The new law allocates $10 million in state emergency spending for places hit with tornadoes, heavy rainfall and flooding in late June. More than $100 million will go toward increasing subsidy rates by 40% for child care providers that serve low-income children, retroactive to last October, and paying providers based on enrollment and not attendance as of late June.
All but $17 million of the funding is from federal COVID-19 relief aid enacted by Congress and former President Donald Trump late last year. Some funds will expand grants to county sheriffs to patrol roads amid an increase in fatal crashes and replenish a state fund that compensates wrongfully convicted prisoners.
During a bill-signing event at Ypsilanti’s Parkridge Community Center, the Democratic governor called the spending “another piece of the puzzle” as Michigan’s economy rebounds.
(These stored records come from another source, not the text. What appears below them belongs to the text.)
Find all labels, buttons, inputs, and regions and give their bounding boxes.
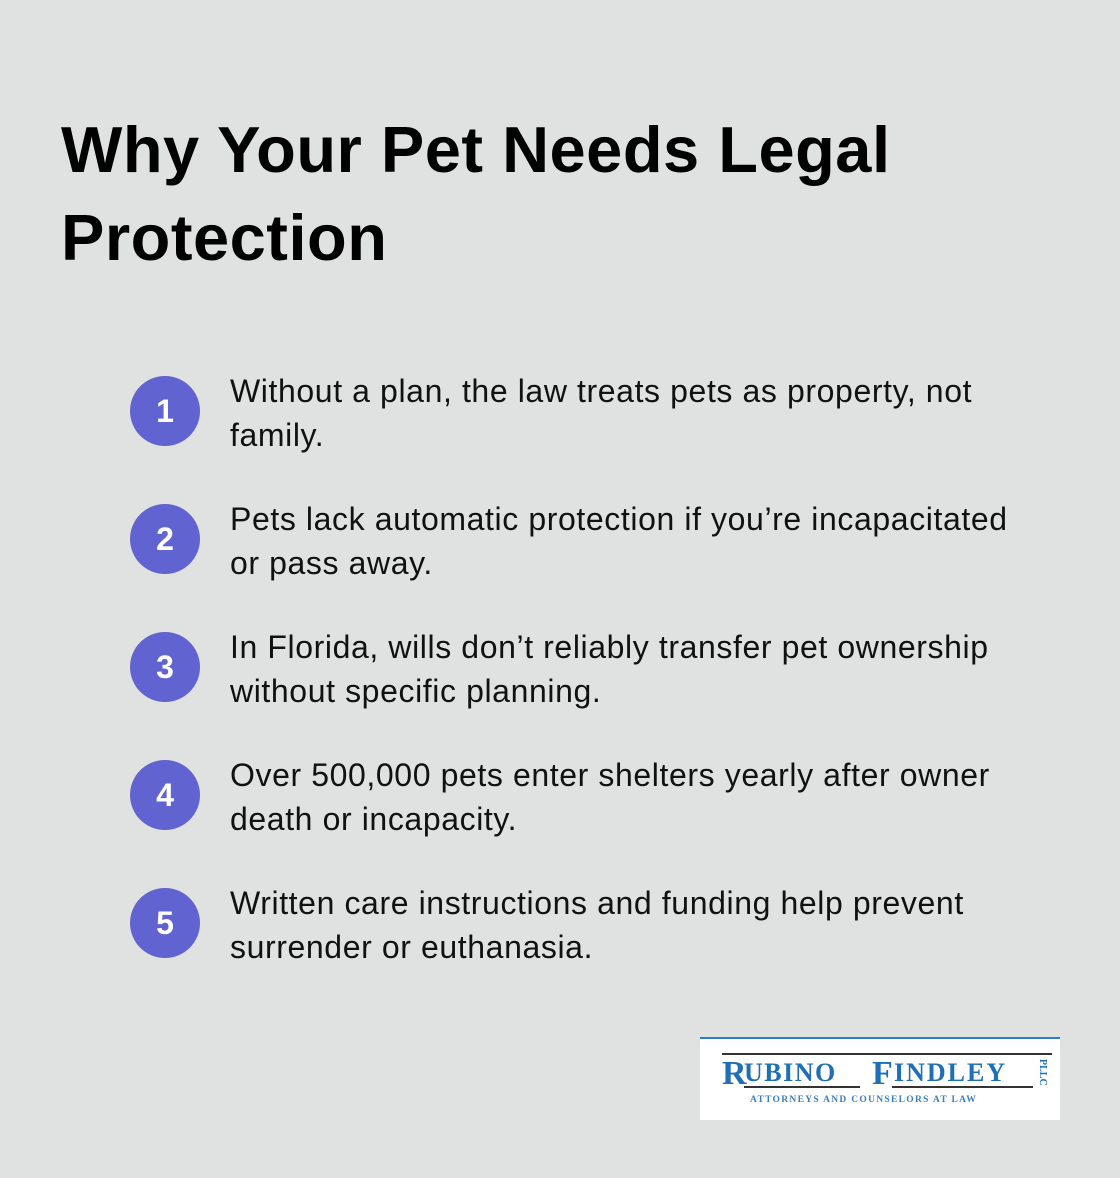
logo: INDLEY xyxy=(894,1058,1007,1087)
item 4: death or incapacity. xyxy=(230,801,517,837)
title: Why Your Pet Needs Legal xyxy=(61,113,891,186)
item 5: 5 xyxy=(156,905,174,941)
item 5: surrender or euthanasia. xyxy=(230,929,593,965)
logo: PLLC xyxy=(1037,1059,1048,1086)
item 5: Written care instructions and funding help prevent xyxy=(230,885,964,921)
item 4: 4 xyxy=(156,777,174,813)
item 1: 1 xyxy=(156,393,174,429)
title xyxy=(61,113,891,274)
logo: UBINO xyxy=(744,1058,837,1087)
item 3 xyxy=(130,629,989,709)
logo: ATTORNEYS AND COUNSELORS AT LAW xyxy=(750,1095,977,1105)
item 2 xyxy=(130,501,1008,581)
item 3: In Florida, wills don’t reliably transfer pet ownership xyxy=(230,629,989,665)
logo: R xyxy=(722,1055,747,1092)
item 1: family. xyxy=(230,417,324,453)
item 4 xyxy=(130,757,990,837)
title: Protection xyxy=(61,201,387,274)
logo xyxy=(700,1037,1060,1120)
item 4: Over 500,000 pets enter shelters yearly after owner xyxy=(230,757,990,793)
item 1: Without a plan, the law treats pets as property, not xyxy=(230,373,972,409)
item 2: Pets lack automatic protection if you’re incapacitated xyxy=(230,501,1008,537)
item 2: 2 xyxy=(156,521,174,557)
logo: F xyxy=(872,1055,893,1092)
item 5 xyxy=(130,885,964,965)
item 3: without specific planning. xyxy=(230,673,601,709)
item 1 xyxy=(130,373,972,453)
item 3: 3 xyxy=(156,649,174,685)
item 2: or pass away. xyxy=(230,545,433,581)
Grants to hospitals — $160 million total — will be proportional to their share of Medicaid revenue. Nursing homes that have seen a 5% or higher decline in occupancy will split $100 million based on their population of Medicaid-eligible residents.
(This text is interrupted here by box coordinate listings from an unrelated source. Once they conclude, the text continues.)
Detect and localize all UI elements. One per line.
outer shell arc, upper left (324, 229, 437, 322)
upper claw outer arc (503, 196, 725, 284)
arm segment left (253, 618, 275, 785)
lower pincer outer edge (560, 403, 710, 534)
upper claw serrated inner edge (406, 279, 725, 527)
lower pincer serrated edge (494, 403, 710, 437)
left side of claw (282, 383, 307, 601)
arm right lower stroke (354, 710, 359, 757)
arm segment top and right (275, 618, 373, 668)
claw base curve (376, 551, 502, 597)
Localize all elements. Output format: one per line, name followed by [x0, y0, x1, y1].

“Michigan hospitals have experienced significant financial hardships while caring for over 125,000 COVID-19 patients over the past 16 months of the pandemic,” Michigan Health and Hospital Association CEO Brian Peters said in a statement that thanked Whitmer and lawmakers for helping maintain residents’ access to care.
The child care funding was applauded, too, as a major step to help providers reopen and pay better wages.
“A strong child care system is crucial to Michigan’s future, both economically and socially. Access to high-quality, affordable child care means parents can return to work, and providers can keep their doors open when they have the resources,” said Gilda Jacobs, president and CEO of the Michigan League for Public Policy.
It was not immediately clear how the disaster-response funding will be used. Homeowners affected by Detroit-area flooding joined the governor and spoke of their plight.
Whitmer said federal, state and local officials were working on a plan to help people with flooded basements and noted that President Joe Biden has made federal disaster assistance available.
“We are hopeful that we can infuse some resources now through this action, that the federal dollars will start to flow in but that (the federal government) will also give us the ability to expand our request because of course we have now homeowners that have been hit multiple times or for the first time that weren’t included in that first, initial declaration,” she said.